Picture this. There’s a 3-day seminar where the instructor continually reminds people that the major breakthrough will occur at 4:18 PM on the third day. As the lesson approaches its apex, the audience reels with the notion that the lives they can create for themselves have to derive from a vacuum, that there is absolutely no meaning inherent in the world, that all its significance is added to it by them and by the people around them. It pricks at people’s fundamental values, religious or not, and there is an uneasy pall cast over the room. A nausea. A peacable old man is at the microphone trying to work through the sticking points with the instructor when someone in the audience says “Look, it’s 4:22!”. We’d missed the deadline for the conclusion of the lesson, the audience realizes. In a flash, the old man at the microphone quips “I’d know what to do if it was 4:20.” Classic timing.
Many people in the room had obviously “popped” by the time the final lesson of the Forum concluded. Later that evening, the instructor asked everyone to raise their hands and when called on, give one-word descriptions of what was present in the room after this enlightenment had been reached. Inspiration! Love! Awareness! Energy! Possibility! Optimism! Awe! Openness! I couldn’t resist raising my hand too, to propose what I thought might’ve been most present: existentialism. It was meant as a half-joke and most of the audience laughed, as did the instructor before he dismissively winced and moved on.
As the Skeptics Dictionary puts it in their article on Landmark, “what is common-sense to an educated and well-read person (in the fields of psychology, philosophy, and communication arts), may seem like golden insights to others.” While I had no major breakthroughs during the forum, either because I was unwilling to participate fully or because I had an intellectual head start on many of the central issues, it was well worth it. Even if I’d only gone for entertainment purposes I think it would have been worthwhile.
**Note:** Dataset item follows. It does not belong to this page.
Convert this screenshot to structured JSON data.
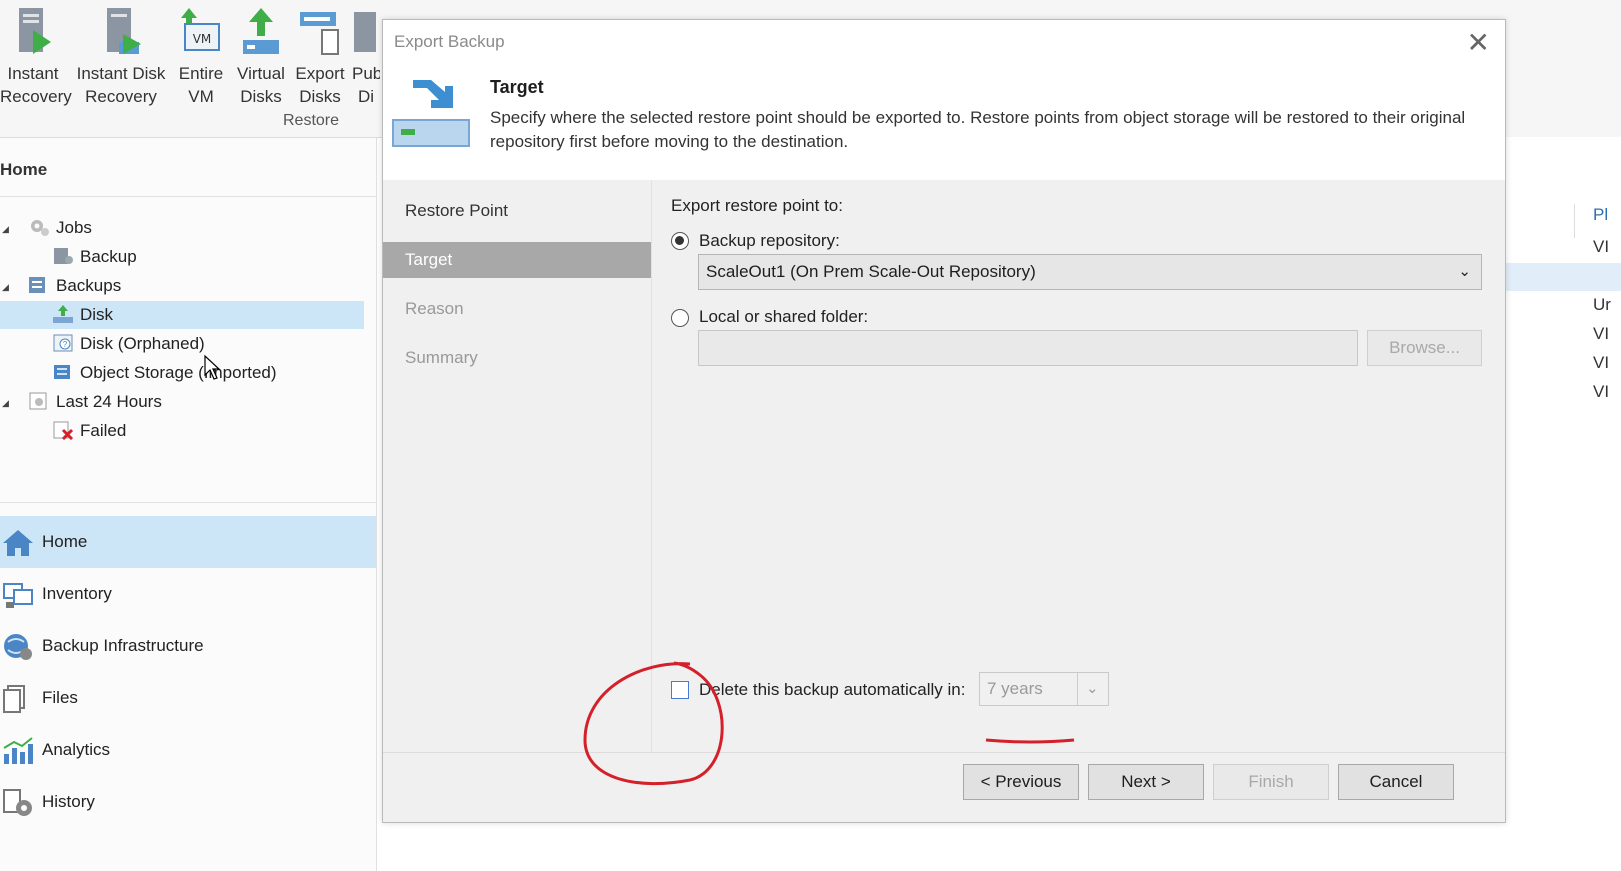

But I got more than that. Over drinks with friends last night, everything I saw and heard fit some context evoked during the Forum, and I had to refrain as much as possible from regurgitating mottos to people, since the mottos were weightless without the discussions that surrounded them during the Forum. When my friends were being completely open and direct with me, I relished it, and when they were being guarded or ironic, I kept trying to circumvent their barriers. One friend admitted that she was uncharacteristically open during our conversation last night simply because my own openness was contagious.
I don’t expect to attend the Tuesday night wrap-up and recruiting session, so the Forum is over for me. It was exhausting and often annoying (especially the endless upsell), and its effects are probably impermanent in most cases, even for those who had breakthroughs. But it was inspiring to witness people revolutionizing their relationships and claiming more responsibility for how they live, and I’d recommend the Forum without hesitation even to a skeptic like me. The hippie girl I befriended during the weekend considered it an overview of ancient wisdom distilled into a marketable package. I might call it a weekend of intensive, nonlinear, professionally-guided introspection. Whatever it can be called, a weekend at the Forum can definitely not be called dull.